Virtual currency can create very real problems for heirs

| Feb 28, 2018 | Probate Administration |

In a previous post on this blog, we discussed the importance of making a will accessible so that the process of administering an estate can be easier and faster. In that post, which can be read in full here, we note that lack of accessibility is one of the major obstacles to administering an estate in accordance with a person’s wishes.

However, accessibility challenges don’t end with a will. Probate can also become very complicated and lengthy if you do not grant access to your assets. One specific type of asset to think about these days in terms of accessibility is cryptocurrency.

What is cryptocurrency?

Cryptocurrency is digital currency. There are numerous different cryptocurrencies, including Litecoin, Bitcoin and Ethereum. Broadly speaking, this is digital currency that is not regulated by any government or third party. There is no physical form of this money; it is created, kept and used digitally.

Why is it such a problem in probate?

The basic concept behind cryptocurrency is that it is encrypted and decentralized. While this makes it secure to use and keep, it makes it all but impossible for family members and others to access it if the holder of the cryptocurrency passes away, as was the case for the father in this Bloomberg article.

Considering how dramatically the popularity and value of cryptocurrency has changed in recent years and months, it is very possible that you or someone you know holds some.
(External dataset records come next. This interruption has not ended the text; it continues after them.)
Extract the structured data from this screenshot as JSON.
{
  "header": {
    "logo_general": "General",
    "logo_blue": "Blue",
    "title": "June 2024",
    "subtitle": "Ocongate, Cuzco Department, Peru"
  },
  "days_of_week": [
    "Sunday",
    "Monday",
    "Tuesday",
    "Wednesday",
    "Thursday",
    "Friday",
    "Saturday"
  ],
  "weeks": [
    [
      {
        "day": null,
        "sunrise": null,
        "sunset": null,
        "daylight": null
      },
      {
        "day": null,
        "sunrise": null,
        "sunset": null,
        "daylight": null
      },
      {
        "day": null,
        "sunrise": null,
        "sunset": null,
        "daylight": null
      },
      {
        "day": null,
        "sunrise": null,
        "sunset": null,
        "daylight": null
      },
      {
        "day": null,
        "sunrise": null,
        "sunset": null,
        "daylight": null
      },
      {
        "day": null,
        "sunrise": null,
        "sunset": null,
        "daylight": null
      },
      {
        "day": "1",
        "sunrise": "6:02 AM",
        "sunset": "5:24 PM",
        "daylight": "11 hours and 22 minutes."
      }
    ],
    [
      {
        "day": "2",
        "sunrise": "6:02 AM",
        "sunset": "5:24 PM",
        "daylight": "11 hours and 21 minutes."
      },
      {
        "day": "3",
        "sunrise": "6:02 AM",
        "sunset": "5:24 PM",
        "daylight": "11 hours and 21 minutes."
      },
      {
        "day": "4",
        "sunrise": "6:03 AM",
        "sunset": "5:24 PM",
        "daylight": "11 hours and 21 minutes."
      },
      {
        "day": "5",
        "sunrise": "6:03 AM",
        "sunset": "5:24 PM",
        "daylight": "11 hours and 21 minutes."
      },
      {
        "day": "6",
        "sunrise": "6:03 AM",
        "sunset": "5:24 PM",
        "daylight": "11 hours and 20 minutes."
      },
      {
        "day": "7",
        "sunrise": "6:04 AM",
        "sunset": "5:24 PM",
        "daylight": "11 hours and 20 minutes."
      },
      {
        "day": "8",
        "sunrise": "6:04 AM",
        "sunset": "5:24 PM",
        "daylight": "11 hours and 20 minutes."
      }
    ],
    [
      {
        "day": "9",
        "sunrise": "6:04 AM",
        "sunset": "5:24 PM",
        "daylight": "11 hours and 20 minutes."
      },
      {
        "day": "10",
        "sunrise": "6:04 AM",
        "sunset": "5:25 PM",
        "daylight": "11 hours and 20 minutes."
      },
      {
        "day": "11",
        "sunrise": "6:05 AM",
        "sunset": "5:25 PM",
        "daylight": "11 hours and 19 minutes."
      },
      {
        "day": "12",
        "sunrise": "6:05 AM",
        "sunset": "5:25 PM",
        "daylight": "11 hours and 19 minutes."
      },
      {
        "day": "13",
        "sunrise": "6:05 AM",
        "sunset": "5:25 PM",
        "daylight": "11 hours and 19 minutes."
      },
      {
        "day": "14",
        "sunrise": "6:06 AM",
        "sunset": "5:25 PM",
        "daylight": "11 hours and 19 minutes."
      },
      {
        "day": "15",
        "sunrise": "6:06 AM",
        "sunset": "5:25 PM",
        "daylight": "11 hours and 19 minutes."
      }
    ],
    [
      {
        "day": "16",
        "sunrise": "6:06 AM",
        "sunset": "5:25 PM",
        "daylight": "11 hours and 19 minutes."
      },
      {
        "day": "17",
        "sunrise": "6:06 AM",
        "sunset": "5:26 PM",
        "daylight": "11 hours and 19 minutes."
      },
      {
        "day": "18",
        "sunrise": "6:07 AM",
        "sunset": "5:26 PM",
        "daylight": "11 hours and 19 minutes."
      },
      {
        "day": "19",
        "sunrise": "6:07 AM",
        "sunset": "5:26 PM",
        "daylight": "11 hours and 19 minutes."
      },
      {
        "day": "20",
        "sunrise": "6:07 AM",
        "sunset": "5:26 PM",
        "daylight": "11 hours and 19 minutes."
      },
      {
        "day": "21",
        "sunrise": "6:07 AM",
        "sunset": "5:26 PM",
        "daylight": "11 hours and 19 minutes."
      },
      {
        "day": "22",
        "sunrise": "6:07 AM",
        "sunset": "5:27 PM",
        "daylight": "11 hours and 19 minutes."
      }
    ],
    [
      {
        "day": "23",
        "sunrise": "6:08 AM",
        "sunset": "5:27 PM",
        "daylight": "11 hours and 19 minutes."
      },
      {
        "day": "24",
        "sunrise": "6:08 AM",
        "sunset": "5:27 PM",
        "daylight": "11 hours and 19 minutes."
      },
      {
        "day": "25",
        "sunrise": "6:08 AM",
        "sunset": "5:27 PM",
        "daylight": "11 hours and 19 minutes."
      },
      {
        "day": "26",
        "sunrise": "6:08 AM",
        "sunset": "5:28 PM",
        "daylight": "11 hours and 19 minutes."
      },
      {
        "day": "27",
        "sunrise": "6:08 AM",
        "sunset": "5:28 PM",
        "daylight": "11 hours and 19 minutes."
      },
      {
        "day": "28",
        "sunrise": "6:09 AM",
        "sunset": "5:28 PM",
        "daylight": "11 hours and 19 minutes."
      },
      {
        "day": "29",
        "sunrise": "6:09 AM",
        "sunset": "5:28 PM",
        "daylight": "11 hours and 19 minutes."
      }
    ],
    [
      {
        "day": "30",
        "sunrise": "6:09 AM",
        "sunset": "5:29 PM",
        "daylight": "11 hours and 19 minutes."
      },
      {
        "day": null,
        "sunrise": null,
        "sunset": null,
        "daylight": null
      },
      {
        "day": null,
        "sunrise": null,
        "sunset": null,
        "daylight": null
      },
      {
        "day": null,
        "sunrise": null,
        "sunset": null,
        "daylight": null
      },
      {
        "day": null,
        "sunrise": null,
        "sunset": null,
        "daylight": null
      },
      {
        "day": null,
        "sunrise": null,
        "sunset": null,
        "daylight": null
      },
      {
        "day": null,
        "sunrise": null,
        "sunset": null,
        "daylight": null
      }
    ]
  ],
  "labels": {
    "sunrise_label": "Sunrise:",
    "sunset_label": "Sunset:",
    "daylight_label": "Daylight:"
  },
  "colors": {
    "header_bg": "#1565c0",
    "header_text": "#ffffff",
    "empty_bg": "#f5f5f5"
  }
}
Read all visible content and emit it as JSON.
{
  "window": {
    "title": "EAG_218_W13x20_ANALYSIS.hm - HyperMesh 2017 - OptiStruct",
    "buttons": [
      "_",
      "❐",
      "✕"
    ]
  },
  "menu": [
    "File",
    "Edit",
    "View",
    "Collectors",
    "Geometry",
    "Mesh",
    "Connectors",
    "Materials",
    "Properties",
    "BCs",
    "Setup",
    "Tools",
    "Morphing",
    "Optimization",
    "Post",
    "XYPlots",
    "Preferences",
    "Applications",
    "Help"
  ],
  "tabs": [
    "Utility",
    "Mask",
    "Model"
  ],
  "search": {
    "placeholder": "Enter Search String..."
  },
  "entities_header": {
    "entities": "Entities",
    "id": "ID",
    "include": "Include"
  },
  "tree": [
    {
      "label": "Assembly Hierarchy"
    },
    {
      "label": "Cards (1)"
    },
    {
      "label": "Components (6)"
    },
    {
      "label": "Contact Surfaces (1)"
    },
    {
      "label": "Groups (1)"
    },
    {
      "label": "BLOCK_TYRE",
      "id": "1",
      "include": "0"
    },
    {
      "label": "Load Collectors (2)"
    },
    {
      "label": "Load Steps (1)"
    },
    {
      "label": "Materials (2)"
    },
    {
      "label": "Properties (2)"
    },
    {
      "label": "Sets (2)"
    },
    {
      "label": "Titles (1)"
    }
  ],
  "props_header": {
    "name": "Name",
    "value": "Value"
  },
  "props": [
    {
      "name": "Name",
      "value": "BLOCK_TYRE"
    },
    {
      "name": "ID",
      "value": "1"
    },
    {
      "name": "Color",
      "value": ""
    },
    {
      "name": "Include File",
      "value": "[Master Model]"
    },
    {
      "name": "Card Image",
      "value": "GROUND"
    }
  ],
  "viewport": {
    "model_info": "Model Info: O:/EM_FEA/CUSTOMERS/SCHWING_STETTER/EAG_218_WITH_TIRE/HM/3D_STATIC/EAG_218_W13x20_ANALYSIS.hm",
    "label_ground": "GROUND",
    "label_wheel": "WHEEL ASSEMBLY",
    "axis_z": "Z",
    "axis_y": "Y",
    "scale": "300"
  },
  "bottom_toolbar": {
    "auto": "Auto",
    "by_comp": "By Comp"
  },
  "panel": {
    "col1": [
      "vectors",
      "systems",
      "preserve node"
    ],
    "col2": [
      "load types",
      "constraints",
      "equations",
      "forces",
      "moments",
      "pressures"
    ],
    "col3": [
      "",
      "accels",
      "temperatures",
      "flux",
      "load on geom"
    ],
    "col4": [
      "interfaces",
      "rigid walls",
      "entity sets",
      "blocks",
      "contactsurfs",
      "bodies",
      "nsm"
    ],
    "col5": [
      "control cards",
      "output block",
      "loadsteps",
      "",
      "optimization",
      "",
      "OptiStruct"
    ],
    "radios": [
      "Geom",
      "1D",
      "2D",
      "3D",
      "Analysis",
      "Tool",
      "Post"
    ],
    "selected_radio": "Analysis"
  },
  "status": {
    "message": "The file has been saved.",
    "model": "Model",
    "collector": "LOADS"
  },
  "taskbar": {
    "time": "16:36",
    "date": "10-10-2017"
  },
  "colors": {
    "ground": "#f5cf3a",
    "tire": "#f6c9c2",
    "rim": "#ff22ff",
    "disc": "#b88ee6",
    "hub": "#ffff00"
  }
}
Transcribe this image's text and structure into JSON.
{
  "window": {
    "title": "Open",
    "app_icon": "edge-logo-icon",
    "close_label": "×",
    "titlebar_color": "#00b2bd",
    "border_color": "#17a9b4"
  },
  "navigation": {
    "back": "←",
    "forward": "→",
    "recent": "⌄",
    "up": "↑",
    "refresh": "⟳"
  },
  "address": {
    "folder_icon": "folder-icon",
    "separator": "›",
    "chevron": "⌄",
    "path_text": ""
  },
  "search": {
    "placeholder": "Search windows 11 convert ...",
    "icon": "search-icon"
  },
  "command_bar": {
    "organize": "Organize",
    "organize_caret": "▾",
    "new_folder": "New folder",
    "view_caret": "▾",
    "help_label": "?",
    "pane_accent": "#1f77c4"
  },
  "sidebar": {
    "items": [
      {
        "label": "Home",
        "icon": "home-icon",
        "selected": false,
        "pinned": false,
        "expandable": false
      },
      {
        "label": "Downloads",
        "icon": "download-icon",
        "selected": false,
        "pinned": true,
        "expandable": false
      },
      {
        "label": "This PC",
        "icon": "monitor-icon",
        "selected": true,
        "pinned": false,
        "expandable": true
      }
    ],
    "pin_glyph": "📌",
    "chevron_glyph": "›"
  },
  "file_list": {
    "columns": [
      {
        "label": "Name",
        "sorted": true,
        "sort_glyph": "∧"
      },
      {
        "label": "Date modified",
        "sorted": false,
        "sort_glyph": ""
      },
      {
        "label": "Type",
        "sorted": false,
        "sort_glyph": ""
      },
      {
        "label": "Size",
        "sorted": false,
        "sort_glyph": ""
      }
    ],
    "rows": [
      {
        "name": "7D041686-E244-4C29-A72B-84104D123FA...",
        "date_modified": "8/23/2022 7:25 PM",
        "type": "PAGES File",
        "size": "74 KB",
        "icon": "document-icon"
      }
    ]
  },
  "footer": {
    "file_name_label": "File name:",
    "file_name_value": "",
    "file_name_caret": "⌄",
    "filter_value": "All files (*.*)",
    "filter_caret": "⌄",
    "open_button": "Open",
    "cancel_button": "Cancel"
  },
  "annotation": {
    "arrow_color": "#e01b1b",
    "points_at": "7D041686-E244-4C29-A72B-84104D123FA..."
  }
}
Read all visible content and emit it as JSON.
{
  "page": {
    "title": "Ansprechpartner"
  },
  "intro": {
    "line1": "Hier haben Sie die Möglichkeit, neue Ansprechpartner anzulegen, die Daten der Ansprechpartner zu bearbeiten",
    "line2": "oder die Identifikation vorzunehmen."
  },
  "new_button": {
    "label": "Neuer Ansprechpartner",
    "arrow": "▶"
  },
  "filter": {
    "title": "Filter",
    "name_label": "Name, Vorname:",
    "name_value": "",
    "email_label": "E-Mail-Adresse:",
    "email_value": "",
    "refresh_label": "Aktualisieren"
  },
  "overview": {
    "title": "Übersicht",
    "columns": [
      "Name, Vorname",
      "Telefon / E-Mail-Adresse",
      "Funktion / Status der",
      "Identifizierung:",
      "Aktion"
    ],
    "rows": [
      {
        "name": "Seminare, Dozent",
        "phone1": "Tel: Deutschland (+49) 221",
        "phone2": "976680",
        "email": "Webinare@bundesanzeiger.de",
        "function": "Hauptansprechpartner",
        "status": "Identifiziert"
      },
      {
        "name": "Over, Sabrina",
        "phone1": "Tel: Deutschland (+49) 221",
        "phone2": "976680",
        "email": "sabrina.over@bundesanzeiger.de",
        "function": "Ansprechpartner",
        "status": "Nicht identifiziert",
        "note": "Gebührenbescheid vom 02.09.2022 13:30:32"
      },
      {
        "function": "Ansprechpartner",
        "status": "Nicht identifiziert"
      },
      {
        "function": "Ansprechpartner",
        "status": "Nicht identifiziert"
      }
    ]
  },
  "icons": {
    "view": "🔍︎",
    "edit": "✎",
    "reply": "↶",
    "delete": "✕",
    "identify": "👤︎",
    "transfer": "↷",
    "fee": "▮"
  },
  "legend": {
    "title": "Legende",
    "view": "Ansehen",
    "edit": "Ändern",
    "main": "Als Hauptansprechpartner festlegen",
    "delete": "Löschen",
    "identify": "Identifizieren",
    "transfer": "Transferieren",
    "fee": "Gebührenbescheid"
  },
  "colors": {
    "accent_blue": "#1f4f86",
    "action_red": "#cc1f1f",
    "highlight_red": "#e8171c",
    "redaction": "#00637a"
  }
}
If that person dies without telling anyone about the existence of the cryptocurrency or about how to access it, that money is essentially gone forever.

Further, it can create frustration, anger and confusion during the probate process if beneficiaries know there is cryptocurrency but no one can figure out how to access it and who should receive it.

How to protect cryptocurrency and other digital assets

Protecting these assets requires careful planning and clear direction. Unlike real estate, family heirlooms and other property, people cannot see digital assets or readily access them. As such, it is crucial for people who own cryptocurrency to discuss with their attorney how to protect it and how to ensure the courts distribute it properly in the event of death.